If there were real justice in the world today, Tony Blair and his ilk would be held accountable before a tribunal. So, too, would George W. Bush and his fellow American decision-makers. But we live in world where the presumptive nominee of the Democratic Party for the Presidency of the United States, who voted in favor of invading Iraq back in 2002, gets a virtual pass on that decision, while her Republican opponent is derided for inarticulately pointing out the fact that the Middle East was a much safer and saner place during the reign of Saddam Hussein than it is today. The media, ostensibly the watchdog of truth, is neither intellectually equipped nor morally inclined to engage in a meaningful discussion of the significance of the Chilcot Report.

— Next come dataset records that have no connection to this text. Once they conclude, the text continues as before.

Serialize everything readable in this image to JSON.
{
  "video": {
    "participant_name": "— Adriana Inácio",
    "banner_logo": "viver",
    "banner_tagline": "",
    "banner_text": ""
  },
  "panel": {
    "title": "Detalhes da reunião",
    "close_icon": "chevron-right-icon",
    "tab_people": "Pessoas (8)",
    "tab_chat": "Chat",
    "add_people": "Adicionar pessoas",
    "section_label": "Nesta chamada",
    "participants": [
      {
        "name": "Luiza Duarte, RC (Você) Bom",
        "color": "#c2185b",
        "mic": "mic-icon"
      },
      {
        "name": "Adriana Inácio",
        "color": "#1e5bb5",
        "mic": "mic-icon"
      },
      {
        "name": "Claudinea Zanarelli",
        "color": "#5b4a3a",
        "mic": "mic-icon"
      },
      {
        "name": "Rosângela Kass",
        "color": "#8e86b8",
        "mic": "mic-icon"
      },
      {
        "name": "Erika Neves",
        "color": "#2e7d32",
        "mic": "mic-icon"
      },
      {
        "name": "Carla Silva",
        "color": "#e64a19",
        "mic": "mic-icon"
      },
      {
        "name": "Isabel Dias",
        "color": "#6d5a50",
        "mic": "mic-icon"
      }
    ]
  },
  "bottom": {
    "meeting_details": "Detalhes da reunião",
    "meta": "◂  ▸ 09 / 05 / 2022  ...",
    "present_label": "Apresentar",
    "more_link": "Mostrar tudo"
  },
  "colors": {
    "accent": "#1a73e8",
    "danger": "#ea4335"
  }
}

The report is, in many ways, representative of an inconvenient truth, and brings to mind the fictional exchange between Lieutenant (JG) Kaffee and Colonel Jessup in the movie "A Few Good Men":
"I want the truth!" Kaffee demands.
"You can't handle the truth!" Jessup retorts.
Unlike Hollywood, where justice ultimately prevails based upon the truth patiently revealed, the reality is that the Chilcot Report will be relegated to the trash bin of history by people who simply cannot handle the truth, condemning the present generation, and the future, to make the same mistakes, over and over and over again.